In their experiments, scientists first tested the ability of each genotype to self-assemble separately. When M and N form Watson-Crick pairs (that is, according to the principle of complementarity, A - U, C - G), the ribozyme self-assembly rate becomes higher than for other types of pairs. The researchers then simulated a warm "small pond" environment in which various prebiotic molecules interact with each other to gain benefits from each other and accelerate self-organization. Biochemists tracked the behavior of genotypes paired with each other, in total, scientists studied 120 pairs, consisting of two dissimilar WXY variants. They measured the rate of each reaction that took place between molecules of the two WXY genotypes and Z fragments inside separate tubes for 30 minutes.

Interaction between sequences of different ribozyme fragments using hydrogen bonds

Image
Image

Image: Jessica AM Yeates et al. Department of Chemistry, Portland State University

By combining the results of both stages of the experiment and having obtained the self-assembly rates when two different genotypes interact, the researchers set up an evolutionary experiment. Pairs of genotypes were mixed in equal proportions, provided with Z-fragments and reacted with each other for five minutes. During this time, the scientists sampled 10 percent of the solution into a new test tube, which contained more unreacted WXY of each genotype and Z-fragments. Scientists tracked the ratios of each WXYZ genotype during eight such transfers. This made it possible to estimate the chemical equivalent of the evolutionary success of ribozymes over generations, which was observed as an "explosion" - that is, a strong increase in the rate of self-assembly of RNA. In an evolutionary experiment, biologists studied the interaction of seven pairs of ribozymes.

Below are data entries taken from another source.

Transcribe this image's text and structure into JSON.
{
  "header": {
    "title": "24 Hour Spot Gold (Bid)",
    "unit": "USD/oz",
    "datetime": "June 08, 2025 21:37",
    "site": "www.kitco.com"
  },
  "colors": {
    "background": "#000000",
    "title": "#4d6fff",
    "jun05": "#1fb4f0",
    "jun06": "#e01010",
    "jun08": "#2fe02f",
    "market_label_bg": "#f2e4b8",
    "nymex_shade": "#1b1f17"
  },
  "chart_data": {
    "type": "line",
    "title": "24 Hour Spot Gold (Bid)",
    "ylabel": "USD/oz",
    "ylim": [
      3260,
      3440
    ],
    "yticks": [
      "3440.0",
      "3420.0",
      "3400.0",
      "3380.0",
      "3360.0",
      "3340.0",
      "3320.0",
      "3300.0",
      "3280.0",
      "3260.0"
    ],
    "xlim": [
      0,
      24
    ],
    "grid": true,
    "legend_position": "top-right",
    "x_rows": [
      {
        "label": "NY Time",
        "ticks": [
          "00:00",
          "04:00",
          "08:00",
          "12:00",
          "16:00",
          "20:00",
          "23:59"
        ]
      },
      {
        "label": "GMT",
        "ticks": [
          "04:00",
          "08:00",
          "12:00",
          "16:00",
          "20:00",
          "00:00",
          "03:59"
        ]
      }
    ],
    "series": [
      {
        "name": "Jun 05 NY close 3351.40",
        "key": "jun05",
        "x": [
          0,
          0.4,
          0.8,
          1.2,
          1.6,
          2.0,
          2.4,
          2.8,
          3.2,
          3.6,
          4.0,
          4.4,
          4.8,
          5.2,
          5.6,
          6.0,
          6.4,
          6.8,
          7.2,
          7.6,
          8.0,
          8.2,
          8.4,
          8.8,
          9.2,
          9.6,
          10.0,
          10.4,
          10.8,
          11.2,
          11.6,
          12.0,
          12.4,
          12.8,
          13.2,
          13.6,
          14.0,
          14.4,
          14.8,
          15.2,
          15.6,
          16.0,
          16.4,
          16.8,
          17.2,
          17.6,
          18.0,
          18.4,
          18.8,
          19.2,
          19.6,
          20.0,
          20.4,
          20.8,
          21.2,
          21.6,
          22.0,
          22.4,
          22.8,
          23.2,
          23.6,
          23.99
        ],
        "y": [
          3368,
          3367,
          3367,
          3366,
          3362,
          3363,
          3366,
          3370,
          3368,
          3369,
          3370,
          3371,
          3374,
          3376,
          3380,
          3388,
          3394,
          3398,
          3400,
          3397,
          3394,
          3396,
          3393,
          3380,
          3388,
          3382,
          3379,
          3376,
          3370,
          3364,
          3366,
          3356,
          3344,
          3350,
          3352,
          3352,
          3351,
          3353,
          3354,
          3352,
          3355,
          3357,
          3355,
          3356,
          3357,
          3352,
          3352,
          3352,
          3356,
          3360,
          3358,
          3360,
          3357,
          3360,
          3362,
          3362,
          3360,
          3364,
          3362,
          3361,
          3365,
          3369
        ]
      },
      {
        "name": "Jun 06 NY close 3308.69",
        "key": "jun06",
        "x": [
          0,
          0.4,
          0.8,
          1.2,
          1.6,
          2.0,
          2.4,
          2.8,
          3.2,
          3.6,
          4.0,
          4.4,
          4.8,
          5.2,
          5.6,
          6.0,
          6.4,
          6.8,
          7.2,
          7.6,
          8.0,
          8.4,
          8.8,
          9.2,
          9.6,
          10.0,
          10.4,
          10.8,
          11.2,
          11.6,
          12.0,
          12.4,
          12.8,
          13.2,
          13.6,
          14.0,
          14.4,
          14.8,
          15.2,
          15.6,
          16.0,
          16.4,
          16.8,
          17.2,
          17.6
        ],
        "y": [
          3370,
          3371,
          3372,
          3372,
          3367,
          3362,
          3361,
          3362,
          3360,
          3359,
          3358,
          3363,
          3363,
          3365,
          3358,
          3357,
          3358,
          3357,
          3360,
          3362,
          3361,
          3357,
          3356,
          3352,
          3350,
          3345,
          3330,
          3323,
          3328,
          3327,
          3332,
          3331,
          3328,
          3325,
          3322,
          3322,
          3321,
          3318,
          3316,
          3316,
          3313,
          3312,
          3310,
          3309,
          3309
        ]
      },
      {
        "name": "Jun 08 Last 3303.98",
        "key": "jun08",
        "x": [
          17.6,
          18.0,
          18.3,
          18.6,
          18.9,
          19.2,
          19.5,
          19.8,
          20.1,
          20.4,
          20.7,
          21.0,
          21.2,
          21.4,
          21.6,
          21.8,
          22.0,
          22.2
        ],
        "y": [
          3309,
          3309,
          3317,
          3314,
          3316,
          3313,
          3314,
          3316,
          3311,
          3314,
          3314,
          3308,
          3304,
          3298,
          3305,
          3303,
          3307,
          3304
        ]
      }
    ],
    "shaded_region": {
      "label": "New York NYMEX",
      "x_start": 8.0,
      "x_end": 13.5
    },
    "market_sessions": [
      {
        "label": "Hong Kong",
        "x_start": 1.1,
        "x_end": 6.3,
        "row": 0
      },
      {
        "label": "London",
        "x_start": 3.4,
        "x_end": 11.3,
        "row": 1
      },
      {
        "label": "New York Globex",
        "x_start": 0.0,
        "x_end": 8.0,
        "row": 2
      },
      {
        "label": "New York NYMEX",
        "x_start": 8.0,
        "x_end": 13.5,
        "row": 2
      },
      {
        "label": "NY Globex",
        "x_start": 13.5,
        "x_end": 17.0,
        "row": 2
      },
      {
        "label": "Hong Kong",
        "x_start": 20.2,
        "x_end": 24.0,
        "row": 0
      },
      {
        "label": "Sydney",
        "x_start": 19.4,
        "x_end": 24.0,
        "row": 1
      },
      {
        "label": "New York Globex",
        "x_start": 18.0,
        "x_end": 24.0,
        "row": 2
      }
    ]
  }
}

Based on all laboratory experiments, scientists have derived a mathematical model of differential equations that take into account the rate of self-assembly of genotypes with or without the presence of other genotypes. This model became the basis for a new evolutionary game theory, which defines several behaviors of RNA molecules. In one case, called "Dominance," one of the genotypes is always more common than the other, while its self-assembly rate always exceeds the speed of the competitor. In the other case - "Cooperation" - both genotypes that interact with each other receive benefits from "cooperation", and the speed of their self-assembly exceeds that which they would have separately from each other. The “Selfish Scenario” - the exact opposite of “Cooperation” - means that each ribozyme individually receives more than when interacting with someone else. And finallyin "Counter-dominance", the genotype with a low self-assembly rate suddenly begins to occur more often than its competitor.

This study is not aimed at directly proving the RNA world hypothesis, but it does represent another piece in the puzzle of scientific understanding of prebiotic evolution. It was shown for the first time that the enzymatic properties of individual molecules can be improved in the presence of other molecules that differ by only one or two nucleotides. In the gigantic solution that was the earth's oceans at the dawn of life, these molecules competed with each other for substrates, cooperated and intensified their action. On the basis of this, it can already be assumed why complex organic compounds sought to unite into systems that are prototypes of the first cells.